Usually “Jeon” is marked by a sudden direction change. So an emotional direction doesn’t go in the same direction like in Kishotenketsu. You were happy, and now you’re cursing because you thought everything was fine, but you found out the real secret this entire time--one of the characters has cancer. It makes your heart stop in your throat.
The other common Korean device is restarting the character back at the beginning. This can be translated probably best like the prodigal son type of storyline.
So, say coffee shop owner took over the coffee shop because they thought that’s what their father wanted. They come to hate the coffee shop over time, but are hanging on.
The Jeon would be he comes to realize that it wasn’t really his father’s wish in the first place and he’s not honoring his father at all. This forces him to re-examine through a series of scenes, rather than a singular scene, why they are running the coffee shop. The story might symbolically return him to the beginning of the story by using motifs that were used in the introduction.
The height comes from a realization, that maybe though he remembered wrong, he’s been honoring his father in a different way, thus returning us to the result, which is now he doesn’t resent the coffee shop at all.
This is different from a “ten” sort of set up. The Japanese version of this might look a bit like this: It opens with the son taking over a coffee shop. The coffee shop has a bunch of quirky characters. Over time you come to understand that the coffee shop owner opened it only because his father liked to run the coffee shop, but he’s struggling. He might find a singular letter that renews his interest in the coffee shop, sending the reader to new emotional heights through this discovery. The story might end with something like Coffee shop owner opens the shop to a new day as the old customers come in.
See, though the ideas are the same the cultural treatment of each of the elements is different. And notice there really isn’t conflict running through them. A struggle of ideals, maybe, but most of it is small stuff. Most of it runs on discovery of some kind--whether that’s realization and self-exploration kind of like in the Korean model, or just a small change in perspective like in the Japanese model.

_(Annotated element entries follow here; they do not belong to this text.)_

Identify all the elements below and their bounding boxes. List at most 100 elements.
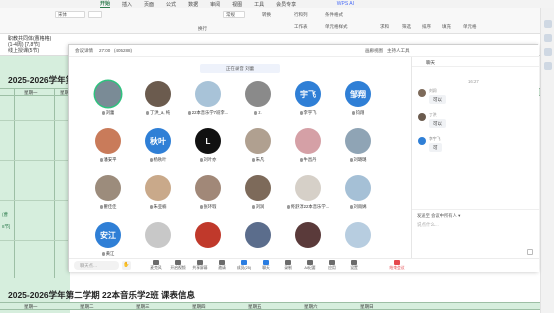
control-button[interactable]: 邀请	[213, 260, 231, 272]
participant-tile[interactable]: 朱凡	[233, 128, 285, 168]
participant-tile[interactable]	[233, 222, 285, 262]
cell-button[interactable]: 单元格	[463, 24, 477, 30]
mic-muted-icon	[199, 204, 203, 209]
gallery-view-button[interactable]: 画廊视图	[365, 48, 383, 54]
participant-tile[interactable]: 佟舒淳22本音乐学...	[283, 175, 335, 215]
meeting-controls-bar: 聊天点… ✋ 结束会议 麦克风 开启视频 共享屏幕 邀请 成员(25) 聊天 录制 AI纪要 应…	[69, 258, 539, 272]
participant-tile[interactable]: 朱亚楠	[133, 175, 185, 215]
participant-tile[interactable]: 张环瑕	[183, 175, 235, 215]
participant-avatar	[295, 222, 321, 248]
participant-tile[interactable]	[333, 222, 385, 262]
expand-icon[interactable]	[527, 249, 533, 255]
participant-tile[interactable]: 刘璐璐	[333, 128, 385, 168]
control-icon	[175, 260, 181, 265]
cell-line-3: 线上授课(5节)	[8, 48, 40, 54]
end-meeting-button[interactable]: 结束会议	[387, 260, 407, 272]
participant-tile[interactable]: 刘润	[233, 175, 285, 215]
font-label: 宋体	[58, 12, 67, 17]
participant-tile[interactable]	[183, 222, 235, 262]
sum-button[interactable]: 求和	[380, 24, 389, 30]
send-to-target[interactable]: 会议中所有人	[431, 213, 457, 218]
sidebar-tool-icon[interactable]	[544, 62, 552, 70]
avatar-initials: 安江	[100, 230, 116, 240]
recording-notice: 正在录音 刘蕾	[200, 64, 280, 73]
participant-name-text: 刘雨嫣	[353, 204, 367, 209]
participant-tile[interactable]: z.	[233, 81, 285, 121]
ribbon-tab[interactable]: 工具	[254, 1, 264, 8]
control-button[interactable]: 麦克风	[147, 260, 165, 272]
mic-muted-icon	[101, 110, 105, 115]
chat-input[interactable]: 说点什么...	[417, 222, 533, 252]
participant-tile[interactable]	[283, 222, 335, 262]
participant-tile[interactable]: L 刘叶亦	[183, 128, 235, 168]
control-button[interactable]: 开启视频	[169, 260, 187, 272]
participant-grid: 刘蕾 丁洪_a, 纯 22本音乐学7班李... z. 宇飞 李宇飞 邹翔 钧翔 潘安平 秋叶 杨秋叶…	[83, 81, 403, 263]
worksheet-button[interactable]: 工作表	[294, 24, 308, 30]
participant-tile[interactable]: 宇飞 李宇飞	[283, 81, 335, 121]
filter-button[interactable]: 筛选	[402, 24, 411, 30]
control-button[interactable]: AI纪要	[301, 260, 319, 272]
sidebar-tool-icon[interactable]	[544, 48, 552, 56]
weekday-label: 星期二	[80, 304, 94, 309]
mic-muted-icon	[149, 204, 153, 209]
control-button[interactable]: 录制	[279, 260, 297, 272]
ribbon-tab[interactable]: 开始	[100, 0, 111, 8]
participant-name-text: 张环瑕	[203, 204, 217, 209]
control-button[interactable]: 应用	[323, 260, 341, 272]
wrap-button[interactable]: 换行	[198, 26, 207, 32]
sort-button[interactable]: 排序	[422, 24, 431, 30]
mic-muted-icon	[349, 157, 353, 162]
ribbon-tab[interactable]: 审阅	[210, 1, 220, 8]
ribbon-tab[interactable]: 数据	[188, 1, 198, 8]
participant-tile[interactable]: 秋叶 杨秋叶	[133, 128, 185, 168]
participant-tile[interactable]: 安江 黄江	[83, 222, 135, 262]
cell-style-button[interactable]: 单元格样式	[325, 24, 348, 30]
send-to-label: 发送至 会议中所有人 ▾	[417, 213, 461, 218]
avatar-initials: 宇飞	[300, 89, 316, 99]
control-button[interactable]: 聊天	[257, 260, 275, 272]
ribbon-tab[interactable]: 视图	[232, 1, 242, 8]
send-to-bar[interactable]: 发送至 会议中所有人 ▾	[412, 209, 540, 219]
control-button[interactable]: 成员(25)	[235, 260, 253, 272]
participant-avatar: 安江	[95, 222, 121, 248]
participant-tile[interactable]: 瞿佳佳	[83, 175, 135, 215]
ribbon-tab[interactable]: 会员专享	[276, 1, 296, 8]
ribbon-tab[interactable]: 插入	[122, 1, 132, 8]
control-icon	[153, 260, 159, 265]
control-button[interactable]: 设置	[345, 260, 363, 272]
convert-button[interactable]: 转换	[262, 12, 271, 18]
row-col-button[interactable]: 行和列	[294, 12, 308, 18]
host-tools-button[interactable]: 主持人工具	[387, 48, 410, 54]
participant-tile[interactable]: 牛昌丹	[283, 128, 335, 168]
ribbon-tab[interactable]: 公式	[166, 1, 176, 8]
control-icon	[351, 260, 357, 265]
sidebar-tool-icon[interactable]	[544, 20, 552, 28]
participant-name-text: 杨秋叶	[153, 157, 167, 162]
control-label: 共享屏幕	[192, 266, 208, 270]
control-icon	[285, 260, 291, 265]
ribbon-tab[interactable]: 页面	[144, 1, 154, 8]
participant-tile[interactable]: 刘雨嫣	[333, 175, 385, 215]
participant-tile[interactable]: 22本音乐学7班李...	[183, 81, 235, 121]
conditional-format-button[interactable]: 条件格式	[325, 12, 343, 18]
participant-name-text: 佟舒淳22本音乐学...	[290, 204, 330, 209]
font-size-selector[interactable]	[88, 11, 102, 18]
sidebar-tool-icon[interactable]	[544, 34, 552, 42]
avatar-initials: L	[205, 136, 211, 146]
participant-name: 潘安平	[83, 157, 133, 163]
participant-tile[interactable]: 邹翔 钧翔	[333, 81, 385, 121]
participant-tile[interactable]: 刘蕾	[83, 81, 135, 121]
participant-tile[interactable]: 丁洪_a, 纯	[133, 81, 185, 121]
avatar-initials: 秋叶	[150, 136, 166, 146]
control-button[interactable]: 共享屏幕	[191, 260, 209, 272]
cell-fragment: 8节]	[2, 224, 11, 229]
fill-button[interactable]: 填充	[442, 24, 451, 30]
wps-ai-button[interactable]: WPS AI	[337, 1, 354, 7]
mic-muted-icon	[251, 157, 255, 162]
participant-tile[interactable]	[133, 222, 185, 262]
sender-name: 刘润	[429, 89, 437, 93]
speak-input[interactable]: 聊天点…	[74, 261, 119, 270]
meeting-info-button[interactable]: 会议详情	[75, 48, 93, 54]
raise-hand-button[interactable]: ✋	[122, 261, 131, 270]
participant-tile[interactable]: 潘安平	[83, 128, 135, 168]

The Jeon part always, always makes international people anxious. You’re changing the genre halfway through? But this was a comedy! (East Asians don’t pay attention to genre categories that much) What? You undid the plot up to this point for what?
The thing is that when I point this out, people take it as a huge deal. But European and European diaspora also does versions of this. The specific beats might be slightly different, but there is an increase lately of “I realized.” and sometimes drastic genre shifts with the realization. It’s not that foreign as you might think.
Also, I say this because French cinema, despite having the same plot structure as USian, is different than USian, because the thought is different on how each part should be. The introduction is slower, longer, and not so, so impatient. (The USian intro has been getting shorter and shorter.) There isn’t so much in the front. “OMG, brother, did you come home for Christmas?” Instead of letting the audience figure out they are brothers, from the dialogue, which is something that French films do in the set up. They let the audience figure things out. (USian mainstream film making frustrates me this way. “Don’t info dump what the reader could figure out, what are you doing--” “Hello, mother.” --;;)
Conclusion
Basically, it ain’t that different while being that different, which is the mode of culture everywhere. Also that outside influences can shift the plot understanding.